Considering some of the mammoth M&A transactions in recent years, a mere $1.2 billion acquisition doesn’t raise many eyebrows. But for Principal Financial Group, its purchase this year of Wells Fargo’s retirement and trust business was something of a game-changer.
It was the third-largest acquisition in Principal’s history, and the other two were only slightly bigger, notes the firm’s CFO, Deanna Strable, who recently visited CFO’s office in New York.
More importantly, the deal, which was announced in April and closed on July 1, approximately doubled Principal’s retirement assets and significantly boosted its status in the U.S. retirement market.
“We were around number six or seven in the market in terms of the number of plan participants, and this took us to number three behind Fidelity and Empower,” Strable says. “The strategic fit was there. Principal historically has been much more focused on small and medium retirement plans, and Wells Fargo tended to [focus on] medium and large.”
With an investment bank, Lazard, involved in the deal, there was substantial competition for the Wells Fargo block of business. “They start by taking bids from anyone that’s interested, then narrow down the field multiple times,” notes Strable.
To be sure, one thing that frequently dooms acquisitions is simply paying too much. But, Strable is asked, was the Wells Fargo business discounted at all as a result of the company’s public flogging over its shady business practices?
“No, I don’t think we got a bargain — it was a fair price,” she says. “But as you go through that [winnowing] process, you get more and more access to [the target’s] team and the business and you get a better understanding of what you’d be willing to pay for it.”
Arriving at that understanding involves modeling how the value to be derived from the acquisition could vary from the assumed value. In this case, the most sensitive assumption had to do with how much of Wells Fargo’s retirement business Principal retained following the acquisition. The potential for such variance was factored into the deal.

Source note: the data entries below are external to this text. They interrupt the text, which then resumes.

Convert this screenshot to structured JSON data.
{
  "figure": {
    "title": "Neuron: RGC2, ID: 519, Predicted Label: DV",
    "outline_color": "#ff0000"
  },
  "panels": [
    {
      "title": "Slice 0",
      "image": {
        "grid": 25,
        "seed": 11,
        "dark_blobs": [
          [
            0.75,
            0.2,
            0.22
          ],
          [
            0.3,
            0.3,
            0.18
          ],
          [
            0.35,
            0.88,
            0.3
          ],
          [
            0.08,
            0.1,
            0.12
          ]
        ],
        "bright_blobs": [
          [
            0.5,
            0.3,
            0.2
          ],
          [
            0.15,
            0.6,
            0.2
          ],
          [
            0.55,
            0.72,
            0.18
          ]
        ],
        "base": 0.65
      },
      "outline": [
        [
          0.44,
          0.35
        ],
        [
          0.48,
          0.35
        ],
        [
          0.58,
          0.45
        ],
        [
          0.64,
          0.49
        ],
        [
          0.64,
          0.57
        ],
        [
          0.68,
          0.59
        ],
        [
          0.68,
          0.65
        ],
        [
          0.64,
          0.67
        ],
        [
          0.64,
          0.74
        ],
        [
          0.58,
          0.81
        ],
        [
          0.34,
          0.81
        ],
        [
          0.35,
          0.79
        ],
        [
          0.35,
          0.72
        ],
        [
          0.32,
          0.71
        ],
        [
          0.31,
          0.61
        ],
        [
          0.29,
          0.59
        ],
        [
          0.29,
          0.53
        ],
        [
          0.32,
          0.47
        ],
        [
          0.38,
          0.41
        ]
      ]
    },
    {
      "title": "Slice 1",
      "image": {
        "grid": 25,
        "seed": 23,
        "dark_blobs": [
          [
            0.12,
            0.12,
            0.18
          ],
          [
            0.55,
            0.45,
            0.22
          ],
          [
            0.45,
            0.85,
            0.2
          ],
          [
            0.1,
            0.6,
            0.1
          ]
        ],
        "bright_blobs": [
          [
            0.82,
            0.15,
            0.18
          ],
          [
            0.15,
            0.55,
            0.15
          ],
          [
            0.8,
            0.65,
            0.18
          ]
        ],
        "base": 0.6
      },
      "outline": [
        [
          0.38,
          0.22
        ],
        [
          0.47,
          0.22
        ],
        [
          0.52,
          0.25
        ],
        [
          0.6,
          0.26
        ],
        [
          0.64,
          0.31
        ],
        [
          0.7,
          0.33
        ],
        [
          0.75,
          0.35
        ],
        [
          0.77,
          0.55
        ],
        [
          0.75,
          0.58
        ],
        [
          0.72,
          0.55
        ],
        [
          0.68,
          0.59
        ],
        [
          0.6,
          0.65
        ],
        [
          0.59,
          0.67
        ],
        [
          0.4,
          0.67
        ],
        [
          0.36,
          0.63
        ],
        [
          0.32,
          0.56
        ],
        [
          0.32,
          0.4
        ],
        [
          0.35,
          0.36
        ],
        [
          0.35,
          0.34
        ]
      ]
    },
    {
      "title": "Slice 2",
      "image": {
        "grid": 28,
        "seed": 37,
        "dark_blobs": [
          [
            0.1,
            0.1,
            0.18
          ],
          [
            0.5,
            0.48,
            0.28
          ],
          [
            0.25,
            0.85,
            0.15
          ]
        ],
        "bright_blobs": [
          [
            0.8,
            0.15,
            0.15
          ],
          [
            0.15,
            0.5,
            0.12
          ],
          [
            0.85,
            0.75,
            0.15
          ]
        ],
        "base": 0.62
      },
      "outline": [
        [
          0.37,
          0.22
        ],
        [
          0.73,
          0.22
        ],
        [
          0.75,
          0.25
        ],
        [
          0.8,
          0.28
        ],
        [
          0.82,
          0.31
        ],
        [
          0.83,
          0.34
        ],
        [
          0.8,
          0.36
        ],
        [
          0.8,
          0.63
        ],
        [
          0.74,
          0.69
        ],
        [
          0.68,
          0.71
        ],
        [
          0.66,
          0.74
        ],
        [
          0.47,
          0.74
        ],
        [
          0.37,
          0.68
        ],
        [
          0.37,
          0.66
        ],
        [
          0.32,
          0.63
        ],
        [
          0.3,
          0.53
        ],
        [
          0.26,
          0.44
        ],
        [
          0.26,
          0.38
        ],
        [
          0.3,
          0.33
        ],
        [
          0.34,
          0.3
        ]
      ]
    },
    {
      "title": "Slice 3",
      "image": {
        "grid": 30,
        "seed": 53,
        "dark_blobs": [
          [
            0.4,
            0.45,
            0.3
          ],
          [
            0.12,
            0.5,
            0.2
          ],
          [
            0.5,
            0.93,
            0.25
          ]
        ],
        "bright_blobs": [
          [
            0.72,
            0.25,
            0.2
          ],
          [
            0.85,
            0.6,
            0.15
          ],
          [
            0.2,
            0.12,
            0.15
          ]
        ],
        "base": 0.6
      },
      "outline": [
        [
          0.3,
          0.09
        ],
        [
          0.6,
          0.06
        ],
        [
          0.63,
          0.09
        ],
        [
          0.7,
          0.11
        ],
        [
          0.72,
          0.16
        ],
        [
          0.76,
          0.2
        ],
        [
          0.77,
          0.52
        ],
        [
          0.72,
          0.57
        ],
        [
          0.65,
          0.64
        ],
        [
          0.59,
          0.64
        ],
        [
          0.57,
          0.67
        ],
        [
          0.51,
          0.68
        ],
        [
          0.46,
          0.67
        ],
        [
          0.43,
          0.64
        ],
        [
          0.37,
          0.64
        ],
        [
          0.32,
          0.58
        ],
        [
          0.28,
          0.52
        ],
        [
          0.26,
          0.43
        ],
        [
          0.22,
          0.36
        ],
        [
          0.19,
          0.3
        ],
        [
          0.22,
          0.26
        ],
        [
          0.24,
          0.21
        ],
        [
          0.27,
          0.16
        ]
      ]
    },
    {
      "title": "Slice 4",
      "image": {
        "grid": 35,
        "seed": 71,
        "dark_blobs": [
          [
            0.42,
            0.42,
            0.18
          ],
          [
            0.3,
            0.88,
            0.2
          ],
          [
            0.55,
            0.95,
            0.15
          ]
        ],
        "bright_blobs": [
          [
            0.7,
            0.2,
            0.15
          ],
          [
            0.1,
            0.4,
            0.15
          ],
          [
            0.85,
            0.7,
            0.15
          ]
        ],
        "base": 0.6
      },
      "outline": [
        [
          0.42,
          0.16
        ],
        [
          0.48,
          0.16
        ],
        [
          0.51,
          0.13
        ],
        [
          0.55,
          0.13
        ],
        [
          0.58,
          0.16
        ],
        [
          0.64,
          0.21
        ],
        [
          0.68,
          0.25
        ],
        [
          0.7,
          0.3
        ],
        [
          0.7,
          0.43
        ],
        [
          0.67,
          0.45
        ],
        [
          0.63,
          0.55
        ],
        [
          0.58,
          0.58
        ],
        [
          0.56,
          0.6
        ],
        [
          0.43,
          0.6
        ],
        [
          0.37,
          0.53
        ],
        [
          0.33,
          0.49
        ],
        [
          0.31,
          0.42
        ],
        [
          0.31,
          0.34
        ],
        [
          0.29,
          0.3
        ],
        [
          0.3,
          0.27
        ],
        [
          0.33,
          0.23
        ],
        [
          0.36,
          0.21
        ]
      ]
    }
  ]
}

“We built an earnout with Wells Fargo that said we’d be very comfortable if we were able to retain a certain amount of the business, but if we were actually able to retain more, we’d pay an additional amount of money,” says Strable. “That aligned our interests in retaining as much as possible.” The companies will be measuring client retention until two years after the deal announcement date.
Meanwhile, although the trouble Wells Fargo got into wasn’t directly related to the retirement business, it presented Principal with an extra due diligence challenge. “We needed to make ourselves comfortable that the practices that were under scrutiny didn’t impact that business,” says Strable.
Interestingly enough, the unsavory practices helped improve the cultural fit between the two organizations. “Their sales were [down] the last few years because of the reputational issues, so their employee base was very excited to get out from under the black cloud,” the CFO says.
But there weren’t significant cultural issues to overcome, according to Strable, even though Principal took on approximately 2,600 new employees. Even so, gaining that understanding was yet another important aspect of the due diligence for the acquisition.
Indeed, for Strable, cultural fit is the most significant factor in an acquisition’s degree of success. “When you look at case studies of unsuccessful acquisitions, a lot of it comes down to not really assessing that fit,” she says.
Actually, cultural fit has been more of an issue with some of the smaller deals Principal has made. One example was the 2018 acquisition of RobustWealth, a fintech firm that operates a robo adviser business.
Strategically, the deal made great sense. “More and more people are making investment decisions online, and having robo advice could be the wave of the future,” Strable says.
But RobustWealth was a very entrepreneurial, high-growth company, which made for a difficult fit in some respects. “You want them to continue to be nimble and move fast, but you’re a big company that does things different ways,” the CFO notes.
“For example, our HR department wants to know why they have a cooler of beer in their common area when we don’t have that. Some people don’t directly see the business value of keeping them nimble and want to apply the same standards for them that we do for everybody else. So, you have to reinforce that it’s OK for them to be different.”
Looking ahead, Strable sees more consolidation for the U.S. retirement market. “As is happening in many industries, fees are coming down,” she observes. “And so the revenue from that business is coming down. That means you have to find ways to make your operation efficient, and I think that will be harder and harder to do with smaller blocks of business.”
That doesn’t mean Principal is ready to jump right into another acquisition.
“Give us a few years to integrate and feel comfortable with this,” Strable says. “Yes, I think we’d assess that, although at some point you get diminishing scale advantages, so you have to assess that as well.”